Type of work:
Master Thesis / Diplomarbeit
Memory-intensive applications such as neural networks are trending since the last decade. A wide variety of accelerators for such applications are presented to achieve higher performance and lower power consumption compared to general-purpose computing. A current emerging computing paradigm in this context is the Processing-in-Memory (PIM). The aim of PIM architectures is to eliminate the memory-bound challenges (i.e. high energy, long latency, and low external bandwidth) that are encountered in conventional accelerator platforms designed for such applications. The tight coupling of the memory arrays and computation logic enables massive internal data parallelism (i.e. performance increase) and minimal data movement cost (i.e. reduced power), which results in much higher energy efficiency. Researchers have investigated a wide variety of memory types for PIM architectures, such as SRAM, RRAM, and DRAM. So far, the first two types (i.e. SRAM and RRAM) received most of the attention. However, there are fundamental drawbacks in using them (i.e. SRAM and RRAM) for PIM architectures. Particularly, SRAM-based PIM accelerators have a low memory capacity and are not suitable for networks with a large memory footprint, while RRAMs are not technologically as mature as DRAMs or SRAMs. DRAMs satisfy both technological maturity and high memory capacity requirements. Hence, the DRAM-based PIM are investigated more in recent times. In the year 2021, Samsung published the first silicon-proven DRAM-based PIM architecture.

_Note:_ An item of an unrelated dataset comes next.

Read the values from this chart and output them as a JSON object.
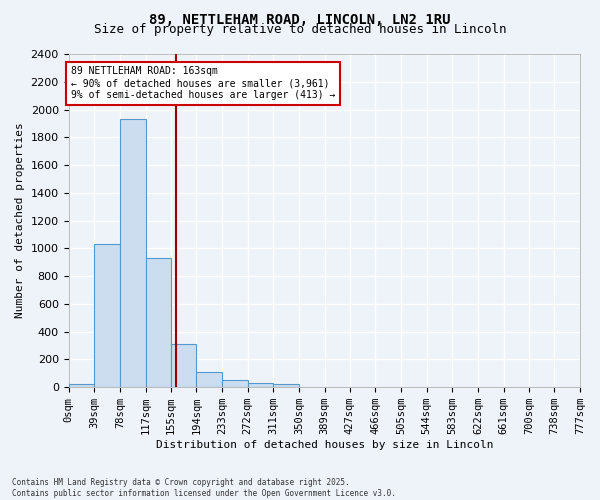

One of the major bottlenecks encountered while designing a DRAM-based PIM architecture is the accurate full system analysis of power, performance, and throughput including the memory controller overhead (such as input/weight data storage, command issue latency, etc.). Most of the DRAM-PIM research work present an optimistic result excluding the memory controller overhead and also fail to present a detailed analysis on the desired optimizations in the memory controller to achieve high throughput from these PIM devices. In this thesis, you will model one of the previously published DRAM-based PIM architecture (i.e. Samsung’s HBM-PIM) in an open-source cycle-accurate SystemC/TLM-based DRAM simulator called DRAMSys. You will perform the memory sub–system level analysis, instead of device level analysis done by many PIM papers, and compare the results against the original paper’s claim. This model will be a framework for memory sub–system level analysis and results calculation of novel PIM architectures.